Dead People Can’t Take Selfies
‘Bomb Shelter Selfies’ and other Israeli human interest stories mask the one-sided nature of violence in the region.
In one of the worst opening lines ever, Allison Kaplan Sommer writes at Haaretz: “When the going gets tough, the tough take selfies.”
She continues: “That’s the attitude that Sara Eisen, a resident of [the Israeli town of] Beit Shemesh decided to adopt when she started a Facebook group called ‘Bomb Shelter Selfies.’”
The need for this valiant effort arose when “rockets began to rain on Israel” from the Gaza Strip earlier this week. Of course, the Israelis love to allege that rockets are raining on them. But weather reports for their neighbors are inevitably much worse.
To pick one from the timeline of largely one-sided slaughter by Israel — euphemized as “conflict” in international media — the Israeli army launched “Operation Summer Rains” on the Gaza Strip in June of 2006, one year after it had supposedly un-occupied the coastal enclave. More than 400 Palestinians, including eighty-five children, were killed, while only five Israeli soldiers lost their lives.
That same summer, Israel decided that Lebanon, too, had gone too long without harassment. In 34 Days: Israel, Hezbollah, and the War in Lebanon, Israeli journalists Amos Harel and Avi Issacharoff explain that, although Israel’s initial “grand plan” for a war with its northern neighbor was titled “Elevated Waters,” it was downgraded to “Elevated Rain” and then “Elevated Dew.” Regardless of whatever the hell elevated rain or dew even means, the resulting meteorological confusion killed 1,200 people in Lebanon; most were civilians.
Israel has now returned to rain more summer on the Gaza Strip (this time, the process has been dubbed “Operation Protective Edge”). As of this morning, the score was ninety-eight dead Palestinians, zero dead Israelis.
Enter “Bomb Shelter Selfies” — according to Eisen, a means of “showing the world that we weren’t letting this get to us.” The project’s original name, “Bomb Shelter Bombshells,” was nixed by her husband.
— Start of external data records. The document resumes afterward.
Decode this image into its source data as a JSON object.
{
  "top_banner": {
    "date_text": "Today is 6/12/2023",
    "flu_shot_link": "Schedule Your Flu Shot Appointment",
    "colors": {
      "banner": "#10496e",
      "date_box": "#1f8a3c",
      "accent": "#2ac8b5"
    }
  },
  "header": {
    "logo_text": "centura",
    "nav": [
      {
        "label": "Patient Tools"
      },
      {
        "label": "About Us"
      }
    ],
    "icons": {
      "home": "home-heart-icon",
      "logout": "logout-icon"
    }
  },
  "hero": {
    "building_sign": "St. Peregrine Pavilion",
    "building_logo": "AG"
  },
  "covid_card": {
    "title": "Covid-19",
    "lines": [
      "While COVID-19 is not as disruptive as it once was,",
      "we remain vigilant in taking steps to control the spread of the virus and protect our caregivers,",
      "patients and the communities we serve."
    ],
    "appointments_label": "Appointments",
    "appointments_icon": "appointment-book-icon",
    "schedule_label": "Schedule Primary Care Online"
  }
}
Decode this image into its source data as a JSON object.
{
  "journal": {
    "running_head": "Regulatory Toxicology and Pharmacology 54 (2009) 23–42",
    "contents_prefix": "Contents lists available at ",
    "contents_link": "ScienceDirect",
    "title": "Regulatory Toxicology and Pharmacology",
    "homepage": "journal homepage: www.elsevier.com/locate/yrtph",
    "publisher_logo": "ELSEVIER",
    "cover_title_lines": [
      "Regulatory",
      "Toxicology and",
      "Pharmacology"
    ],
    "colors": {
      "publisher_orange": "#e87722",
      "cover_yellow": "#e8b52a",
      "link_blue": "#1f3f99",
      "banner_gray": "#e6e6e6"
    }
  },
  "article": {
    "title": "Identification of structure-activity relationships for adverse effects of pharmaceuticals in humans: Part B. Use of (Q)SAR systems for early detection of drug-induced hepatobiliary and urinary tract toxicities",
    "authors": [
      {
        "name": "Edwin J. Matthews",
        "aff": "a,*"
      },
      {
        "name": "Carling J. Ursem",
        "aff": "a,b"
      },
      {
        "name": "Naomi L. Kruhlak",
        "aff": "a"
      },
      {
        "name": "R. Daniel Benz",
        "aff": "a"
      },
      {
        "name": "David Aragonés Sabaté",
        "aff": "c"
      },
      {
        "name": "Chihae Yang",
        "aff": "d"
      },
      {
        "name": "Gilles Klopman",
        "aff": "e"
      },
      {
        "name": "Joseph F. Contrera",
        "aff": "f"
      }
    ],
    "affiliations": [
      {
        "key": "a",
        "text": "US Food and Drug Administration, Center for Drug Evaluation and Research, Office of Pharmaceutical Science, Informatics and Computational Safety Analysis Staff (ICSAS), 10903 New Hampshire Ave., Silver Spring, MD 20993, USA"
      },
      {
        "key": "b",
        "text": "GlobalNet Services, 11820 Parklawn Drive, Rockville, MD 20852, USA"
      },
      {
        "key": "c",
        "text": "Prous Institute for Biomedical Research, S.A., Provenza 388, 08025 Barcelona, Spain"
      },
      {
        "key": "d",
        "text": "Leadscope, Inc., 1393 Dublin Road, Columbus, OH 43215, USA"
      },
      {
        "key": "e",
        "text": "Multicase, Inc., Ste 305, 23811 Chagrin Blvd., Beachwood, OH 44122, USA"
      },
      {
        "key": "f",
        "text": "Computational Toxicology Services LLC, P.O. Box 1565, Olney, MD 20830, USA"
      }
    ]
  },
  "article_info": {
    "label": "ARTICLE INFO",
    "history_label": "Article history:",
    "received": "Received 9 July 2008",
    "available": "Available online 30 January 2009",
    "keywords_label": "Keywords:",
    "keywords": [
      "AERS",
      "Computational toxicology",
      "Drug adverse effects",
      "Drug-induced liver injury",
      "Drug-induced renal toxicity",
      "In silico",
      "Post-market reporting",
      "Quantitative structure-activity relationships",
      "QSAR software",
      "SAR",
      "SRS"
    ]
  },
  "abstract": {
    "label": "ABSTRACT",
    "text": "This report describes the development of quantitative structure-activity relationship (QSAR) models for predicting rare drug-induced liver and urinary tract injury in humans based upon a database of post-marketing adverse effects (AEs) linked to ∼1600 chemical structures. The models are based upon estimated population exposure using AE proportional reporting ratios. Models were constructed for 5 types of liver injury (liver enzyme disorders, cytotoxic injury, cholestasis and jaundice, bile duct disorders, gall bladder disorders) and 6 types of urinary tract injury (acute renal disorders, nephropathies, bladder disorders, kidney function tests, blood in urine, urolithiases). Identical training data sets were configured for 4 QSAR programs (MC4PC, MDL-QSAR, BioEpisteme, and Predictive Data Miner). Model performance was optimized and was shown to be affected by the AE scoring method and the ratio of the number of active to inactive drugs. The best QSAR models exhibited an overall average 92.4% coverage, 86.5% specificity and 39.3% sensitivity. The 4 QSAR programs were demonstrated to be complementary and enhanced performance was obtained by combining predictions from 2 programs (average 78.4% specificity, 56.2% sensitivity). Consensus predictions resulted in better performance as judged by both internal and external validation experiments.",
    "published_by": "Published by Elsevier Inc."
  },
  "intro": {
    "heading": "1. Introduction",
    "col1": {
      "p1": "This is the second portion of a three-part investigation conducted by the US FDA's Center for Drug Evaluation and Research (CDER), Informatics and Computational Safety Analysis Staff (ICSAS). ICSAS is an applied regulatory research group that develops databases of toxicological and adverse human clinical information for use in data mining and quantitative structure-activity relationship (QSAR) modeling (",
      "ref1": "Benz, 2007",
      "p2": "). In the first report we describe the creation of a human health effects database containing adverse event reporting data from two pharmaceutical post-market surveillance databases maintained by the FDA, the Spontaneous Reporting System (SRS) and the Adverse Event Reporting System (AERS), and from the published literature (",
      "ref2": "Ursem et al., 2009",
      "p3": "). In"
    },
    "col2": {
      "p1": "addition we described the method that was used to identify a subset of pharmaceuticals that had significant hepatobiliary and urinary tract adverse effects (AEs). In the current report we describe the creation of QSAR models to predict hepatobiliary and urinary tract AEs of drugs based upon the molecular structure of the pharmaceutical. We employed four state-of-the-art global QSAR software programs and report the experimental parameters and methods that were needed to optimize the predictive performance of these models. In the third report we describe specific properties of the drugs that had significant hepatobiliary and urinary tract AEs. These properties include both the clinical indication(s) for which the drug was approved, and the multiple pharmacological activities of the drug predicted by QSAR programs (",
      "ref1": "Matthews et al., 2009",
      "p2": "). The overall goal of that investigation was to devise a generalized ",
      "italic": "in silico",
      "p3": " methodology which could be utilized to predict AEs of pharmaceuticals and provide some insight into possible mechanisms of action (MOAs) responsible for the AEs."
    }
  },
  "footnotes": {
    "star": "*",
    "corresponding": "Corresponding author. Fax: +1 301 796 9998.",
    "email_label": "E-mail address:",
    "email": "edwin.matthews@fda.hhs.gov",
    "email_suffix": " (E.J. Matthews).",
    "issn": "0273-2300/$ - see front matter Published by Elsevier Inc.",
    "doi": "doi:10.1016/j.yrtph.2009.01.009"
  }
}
Kaplan Sommer details the “stressful and often surreal situation in which Israelis find themselves,” such as being unsure of whether or not to bring one’s bicycle into the air raid shelter. The stress is so great, apparently, that Israelis have been “using Facebook, Twitter, Instagram, and WhatsApp to make the situation more bearable and to keep their spirits up.”
With every bout of violence, human interest stories are disseminated so that the international audience can fully appreciate the fortitude of Israelis in managing to survive — and even order sushi delivery! — while their military engages in massacres. Israel’s monopoly on victimhood means it’s one big selfie, 24-7.
To be sure, the trauma of having to listen to air raid sirens announce what generally turns out to be the non-arrival of a rocket far outweighs, say, having your apartment building exploded with three generations of your family inside.
As for whether Palestinians might appropriate Israel’s therapeutic wartime remedies, unfortunately dead people can’t take selfies.